La cryptographie en Antiquité
 
Si Jérémie chez les Juifs, Jules César chez les Romains ont utilisé des méthodes cryptographiques simples, d’autres personnages célèbres de l’antiquité ont développé des techniques plus raffinées.

* Hérodote (484-425 av. J.C.) a raconté que Histiaeus avait envoyé un esclave avec un message vide de sens à Aristogoras de Milet, puis qu’il a envoyé un autre esclave après le premier, avec ordre de raser la tête du premier. Le tatouage du crâne du premier messager contenait en fait le vrai message, qui fut d’ordonner la guerre des Grecs contre les Perses.

* Les anciens Egyptiens ont inventé l’encre sympathique fait à base de jus de citron. Le document placé près de la flamme d’une lampe à huile révélait alors tout son contenu. À la cour du pharaon, le Grand Prêtre, faisait un signe distinctif qui ne pouvait pas être effacé derrière l’oreille des enfants royaux, signe connu par lui seul, contenant le nom et la date de naissance du prince. Cela permettait la détection d’éventuelles substitutions.
* En Espagne, les éphores (les cinq plus grands magistrats) communiquaient avec un système cryptographique secret qui consistait en enrouler sur un cylindre de bambou, appelé scytale, une bande de cuir dont les bords devaient correspondre exactement. Le message à transmettre était inscrit sur des lignes successives parallèles à l’axe du support. Ensuite on déroulait la bande qui présentait une succession de lettres, apparemment dénuée de sens. La bande de cuir était confiée à un messager qui la portait autour de sa taille comme une ceinture. Avec un cylindre de bambou du même diamètre, le destinataire pouvait facilement déchiffrer le message.

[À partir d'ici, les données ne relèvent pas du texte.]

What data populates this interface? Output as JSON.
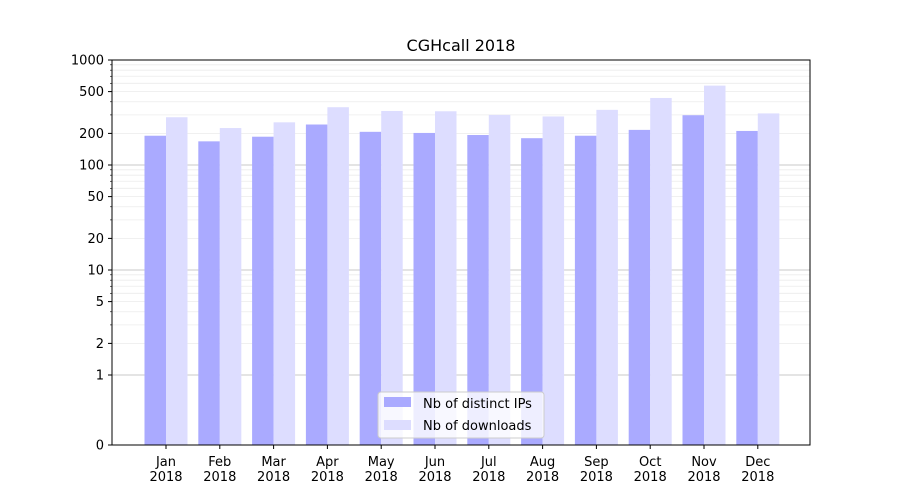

* À l’époque de la persécution romaine, les premiers chrétiens utilisaient largement la stéganographie pour communiquer les uns avec les autres, afin d’indiquer la présence ou pour signer ou authentifier un document. Ainsi, le mot grec ikhthus (poisson), acrostiche de « Iesous Christos Theou Uios Soter » (Jésus-Christ, Fils de Dieu, le Sauveur) est devenu le symbole de Jésus. Par conséquent, nous trouvons ce symbole souvent caché dans des oeuvres d’art, des fresques et des tombes datant de cette époque.

Comment les français ont perdu la bataille de Roncevaux

L’empereur Charlemagne (742-814 AD) transmettait des messages à ses chevaliers et à ses inspecteurs royaux en utilisant un code simple, basé sur la Bible. Chaque représentant de l’empereur recevait, lors de sa mise en position, une copie du saint livre identique avec celui du monarque, calligraphié soigneusement par des moines du scriptorium d’Aix-le-Chapelle. Le message codé contenait une série de numéros correspondants au chapitre, au verset et à la place du mot utilisé.

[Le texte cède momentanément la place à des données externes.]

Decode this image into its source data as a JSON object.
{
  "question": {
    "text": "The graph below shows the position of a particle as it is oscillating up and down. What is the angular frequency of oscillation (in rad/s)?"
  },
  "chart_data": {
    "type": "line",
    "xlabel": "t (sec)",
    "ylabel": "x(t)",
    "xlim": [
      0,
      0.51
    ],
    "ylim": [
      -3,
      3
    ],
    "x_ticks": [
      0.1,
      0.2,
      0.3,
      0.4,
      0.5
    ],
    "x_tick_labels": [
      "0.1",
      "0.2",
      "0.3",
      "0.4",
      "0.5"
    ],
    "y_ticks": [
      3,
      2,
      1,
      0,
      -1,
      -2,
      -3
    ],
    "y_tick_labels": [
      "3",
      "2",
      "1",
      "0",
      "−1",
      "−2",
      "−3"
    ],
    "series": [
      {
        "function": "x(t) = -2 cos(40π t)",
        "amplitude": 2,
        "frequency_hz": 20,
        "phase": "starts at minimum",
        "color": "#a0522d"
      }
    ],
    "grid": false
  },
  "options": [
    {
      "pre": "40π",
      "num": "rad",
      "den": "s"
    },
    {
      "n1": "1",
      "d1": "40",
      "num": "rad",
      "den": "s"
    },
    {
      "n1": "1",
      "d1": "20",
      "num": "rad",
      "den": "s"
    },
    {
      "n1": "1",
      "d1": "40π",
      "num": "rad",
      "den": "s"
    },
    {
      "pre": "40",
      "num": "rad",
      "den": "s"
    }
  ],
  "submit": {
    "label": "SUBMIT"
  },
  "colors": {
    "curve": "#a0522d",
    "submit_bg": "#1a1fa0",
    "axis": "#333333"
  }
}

Pendant la campagne, les troupes de Charlemagne correspondaient à l’aide d’un code sonore très spécifique, dont le support était l’oliphant, une corne en ivoire sculpté. Le son modulé de l’instrument portait à de grandes distances les ordres de l’empereur pour des chevaliers. La défaite de Roncevaux a été le résultat d’une double erreur dans ce système. D’une part, le chevalier responsable du décodage des ordres de l’empereur pour Roland a utilisé une Bible quelconque, empruntée à un monastère voisin, dont les pages ne correspondaient évidemment pas avec celles de la Bible de référence – et ainsi le message impérial apparu comme incompréhensible. D’autre part, l’avant-garde de l’armée de Roland a mal interprété le son lointain de la corne qui donnait l’ordre d’attaquer. En fait, le chevalier qui était de garde, perturbé par l’interférence entre le son avec l’écho des montagnes, n’a pas compris le message et il a sonné le retrait au lieu de l’offensive prévue. Ainsi fut perdue la bataille de Roncevaux, l’une des plus célèbres défaites de l’armée française.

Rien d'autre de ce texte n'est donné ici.